Wireshark-dev: Re: [Wireshark-dev] Bzip2 support

From: ronnie sahlberg <ronniesahlberg@xxxxxxxxx>
Date: Thu, 27 Jun 2019 09:36:08 +1000
On Thu, Jun 27, 2019 at 7:17 AM Guy Harris <guy@xxxxxxxxxxxx> wrote:
>
> On Jun 26, 2019, at 2:03 PM, Jaap Keuter <jaap.keuter@xxxxxxxxx> wrote:
>
> > On 26 Jun 2019, at 19:41, Guy Harris <guy@xxxxxxxxxxxx> wrote:
> >
> >> It could probably be done (note that for decompressing capture files that would require the ability to do random access I/O,
> >
> > It (http://sourceware.org/bzip2/manual/manual.html#limits) now says: "Further ahead, it would be nice to be able to do random access into files. This will require some careful design of compressed file formats."
>
> gzip format wasn't carefully designed for that, either, but it can be - and has been - made to work.  It requires storing dictionary state.
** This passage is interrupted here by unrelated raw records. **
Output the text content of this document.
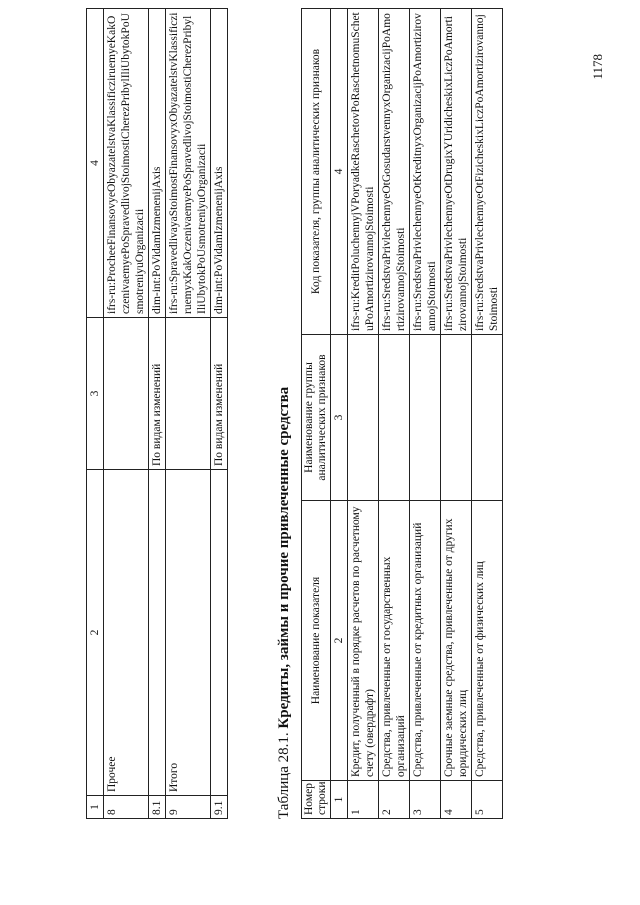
1	2	3	4
8	Прочее		ifrs-ru:ProcheeFinansovyeObyazatelstvaKlassificziruemyeKakOczenivaemyePoSpravedlivojStoimostiCherezPribylIliUbytokPoUsmotreniyuOrganizacii
8.1		По видам изменений	dim-int:PoVidamIzmenenijAxis
9	Итого		ifrs-ru:SpravedlivayaStoimostFinansovyxObyazatelstvKlassificziruemyxKakOczenivaemyePoSpravedlivojStoimostiCherezPribylIliUbytokPoUsmotreniyuOrganizacii
9.1		По видам изменений	dim-int:PoVidamIzmenenijAxis
Таблица 28.1. Кредиты, займы и прочие привлеченные средства
Номер строки	Наименование показателя	Наименование группы аналитических признаков	Код показателя, группы аналитических признаков
1	2	3	4
1	Кредит, полученный в порядке расчетов по расчетному счету (овердрафт)		ifrs-ru:KreditPoluchennyjVPoryadkeRaschetovPoRaschetnomuSchetuPoAmortizirovannojStoimosti
2	Средства, привлеченные от государственных организаций		ifrs-ru:SredstvaPrivlechennyeOtGosudarstvennyxOrganizacijPoAmortizirovannojStoimosti
3	Средства, привлеченные от кредитных организаций		ifrs-ru:SredstvaPrivlechennyeOtKreditnyxOrganizacijPoAmortizirovannojStoimosti
4	Срочные заемные средства, привлеченные от других юридических лиц		ifrs-ru:SredstvaPrivlechennyeOtDrugixYUridicheskixLiczPoAmortizirovannojStoimosti
5	Средства, привлеченные от физических лиц		ifrs-ru:SredstvaPrivlechennyeOtFizicheskixLiczPoAmortizirovannojStoimosti
1178
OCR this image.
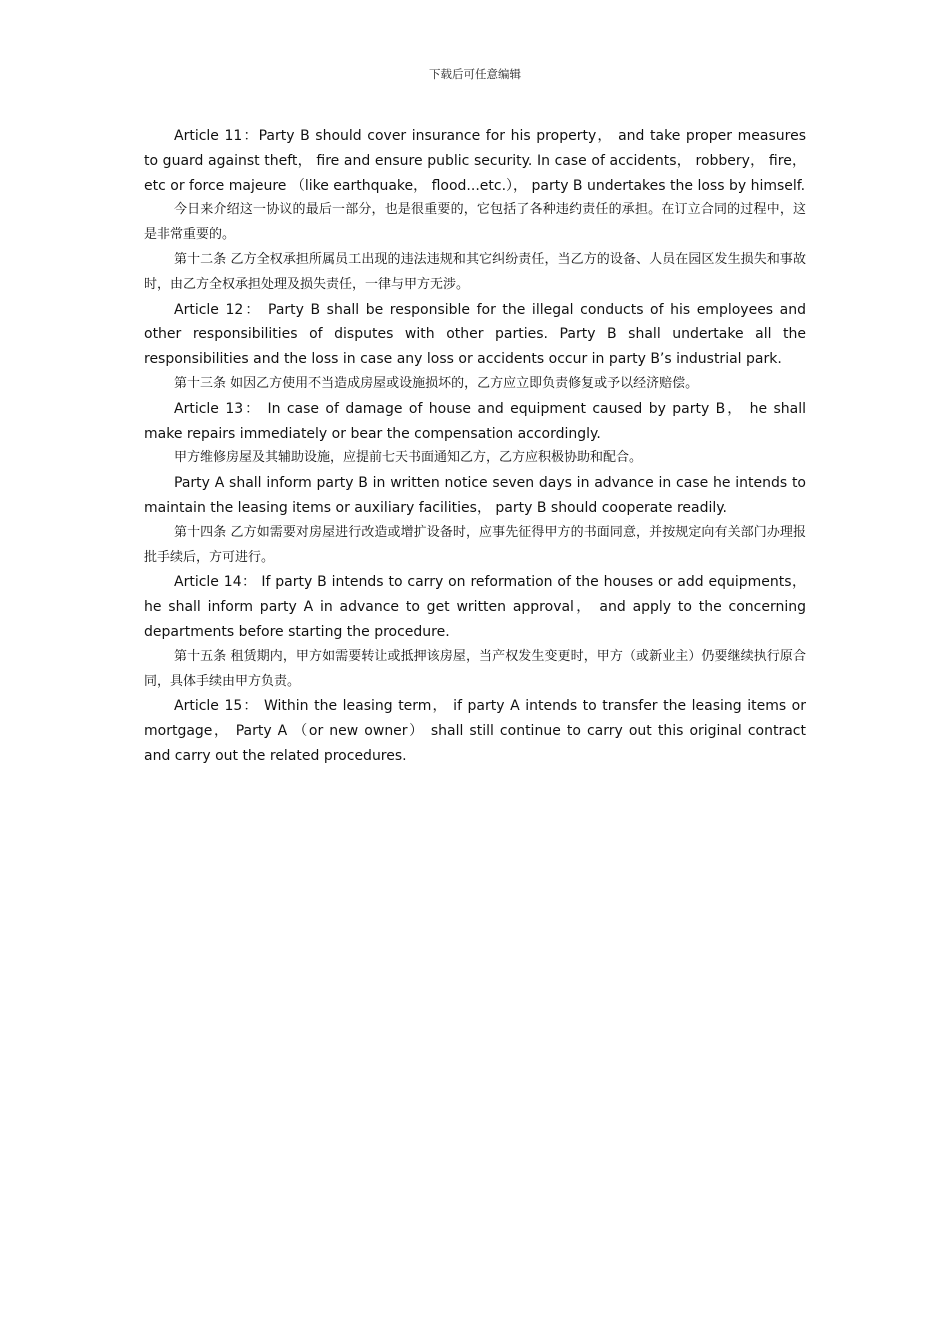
下载后可任意编辑

Article 11：Party B should cover insurance for his property， and take proper measures to guard against theft， fire and ensure public security. In case of accidents， robbery， fire， etc or force majeure （like earthquake， flood...etc.）， party B undertakes the loss by himself.

今日来介绍这一协议的最后一部分，也是很重要的，它包括了各种违约责任的承担。在订立合同的过程中，这是非常重要的。

第十二条 乙方全权承担所属员工出现的违法违规和其它纠纷责任，当乙方的设备、人员在园区发生损失和事故时，由乙方全权承担处理及损失责任，一律与甲方无涉。

Article 12： Party B shall be responsible for the illegal conducts of his employees and other responsibilities of disputes with other parties. Party B shall undertake all the responsibilities and the loss in case any loss or accidents occur in party B’s industrial park.

第十三条 如因乙方使用不当造成房屋或设施损坏的，乙方应立即负责修复或予以经济赔偿。

Article 13： In case of damage of house and equipment caused by party B， he shall make repairs immediately or bear the compensation accordingly.

甲方维修房屋及其辅助设施，应提前七天书面通知乙方，乙方应积极协助和配合。

Party A shall inform party B in written notice seven days in advance in case he intends to maintain the leasing items or auxiliary facilities， party B should cooperate readily.

第十四条 乙方如需要对房屋进行改造或增扩设备时，应事先征得甲方的书面同意，并按规定向有关部门办理报批手续后，方可进行。

Article 14： If party B intends to carry on reformation of the houses or add equipments， he shall inform party A in advance to get written approval， and apply to the concerning departments before starting the procedure.

第十五条 租赁期内，甲方如需要转让或抵押该房屋，当产权发生变更时，甲方（或新业主）仍要继续执行原合同，具体手续由甲方负责。

Article 15： Within the leasing term， if party A intends to transfer the leasing items or mortgage， Party A （or new owner） shall still continue to carry out this original contract and carry out the related procedures.
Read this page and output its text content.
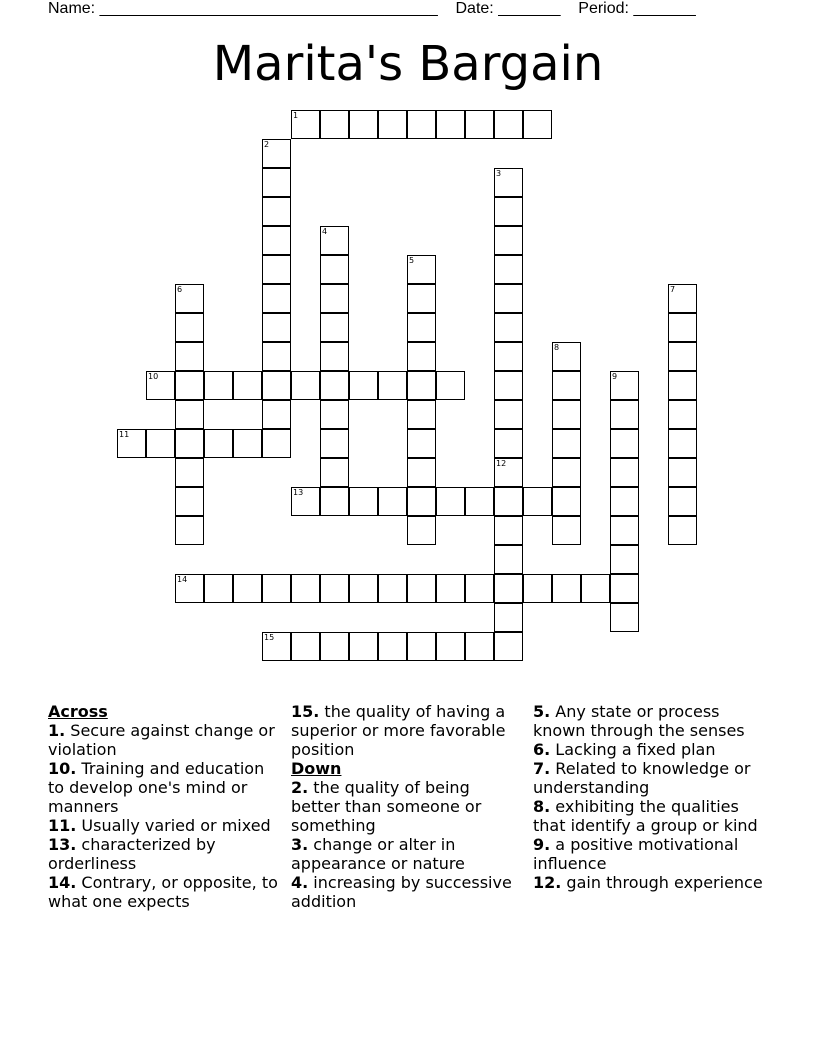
Name: ______________________________________ Date: _______ Period: _______
Marita's Bargain
1
10
11
13
14
15
2
3
4
5
6	7
8
9
12
Across
1. Secure against change or violation
10. Training and education to develop one's mind or manners
11. Usually varied or mixed
13. characterized by orderliness
14. Contrary, or opposite, to what one expects
15. the quality of having a superior or more favorable position
Down
2. the quality of being better than someone or something
3. change or alter in appearance or nature
4. increasing by successive addition
5. Any state or process known through the senses
6. Lacking a fixed plan
7. Related to knowledge or understanding
8. exhibiting the qualities that identify a group or kind
9. a positive motivational influence
12. gain through experience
Yepp. BGZIP and its library you can link with does this. I even built
a fuse filesystem to transparently "unzip" these kind of files.

What BGZIP does is that it will restart a new dictionary every ~64k
bytes and also stores an index in a separate file.
The bgzip file itself is compatible with gzip so you can uncompress it
using vanilla gzip
but in order to do random reads/seek in the file you need the index file.

It works, quite well.
The problem I found is that when you restart with a new dictionary
every ~64kb there is not much for the compression engine to work with
so compression ratio is usually (in my cases) quite poor compared to
normal gzip.